Media: Everything You Read In That Mother Jones Article Is Wrong
Much of the praise is deserved. The piece (written by Kristina Rizga) is vivid and well written, compelling and challenging. But I'm not sure it's really all that convincing, or fair. It makes some errors of fact surrounding the operation of the NCLB and SIG programs that I have come to find infuriatingly common.
The feature denounces over-reliance on stereotypes of struggling schools and the use narrow slices of data, but then does a poor job (in my opinion) moving past stereotypes of federal policymaking and avoiding false connections.

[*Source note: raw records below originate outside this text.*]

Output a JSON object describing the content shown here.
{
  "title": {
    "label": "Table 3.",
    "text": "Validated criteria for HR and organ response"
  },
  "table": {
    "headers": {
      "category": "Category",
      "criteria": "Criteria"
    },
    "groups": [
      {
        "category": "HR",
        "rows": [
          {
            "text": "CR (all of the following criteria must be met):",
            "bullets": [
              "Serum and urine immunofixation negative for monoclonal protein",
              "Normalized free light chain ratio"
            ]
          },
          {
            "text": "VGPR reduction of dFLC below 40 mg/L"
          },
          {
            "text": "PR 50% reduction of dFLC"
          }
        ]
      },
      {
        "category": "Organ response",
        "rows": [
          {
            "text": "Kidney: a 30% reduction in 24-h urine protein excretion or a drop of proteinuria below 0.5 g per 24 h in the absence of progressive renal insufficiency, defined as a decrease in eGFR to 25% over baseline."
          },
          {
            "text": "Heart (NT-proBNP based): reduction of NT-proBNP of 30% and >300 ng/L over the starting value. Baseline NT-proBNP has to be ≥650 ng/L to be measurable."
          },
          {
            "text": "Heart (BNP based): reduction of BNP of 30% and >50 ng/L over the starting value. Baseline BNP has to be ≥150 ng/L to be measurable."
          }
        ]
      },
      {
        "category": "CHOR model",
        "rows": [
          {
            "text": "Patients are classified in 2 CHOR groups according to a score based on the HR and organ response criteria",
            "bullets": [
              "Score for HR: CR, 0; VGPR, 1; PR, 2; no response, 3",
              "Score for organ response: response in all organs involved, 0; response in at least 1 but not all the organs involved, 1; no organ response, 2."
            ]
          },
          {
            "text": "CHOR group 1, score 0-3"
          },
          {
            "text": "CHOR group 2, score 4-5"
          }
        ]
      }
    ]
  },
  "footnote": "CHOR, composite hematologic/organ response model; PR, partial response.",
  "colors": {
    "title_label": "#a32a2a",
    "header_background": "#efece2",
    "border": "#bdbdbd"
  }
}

The suggestion is that there are lots of low-performing schools like Mission High, in terms of either diversity, progress, or other measures like college acceptance rates. But there's really no evidence of this. There may be handfuls of schools like Mission HS, but not enough to make them representative of low performing schools over all. A more typical low-performing school wouldn't have let Rizga in to report on it.
The article is equally misleading when it comes to descriptions of the laws that govern schools. According to the piece, failure to perform on state tests results in "stiff penalities" for schools like the one being profiled here. But this is just nonsense. The principal at Mission High stays on the job - he's a relatively recent arrival. His school gets a windfall of cash. The protagonist -- an immigrant student named Maria -- is dismayed that her standardized test scores are so much lower than her classroom performance but otherwise unimpeded in her academic progress.
So again, much to admire by way of reporting and writing, but not so much when it comes to representing struggling schools or federal law fairly or carefully.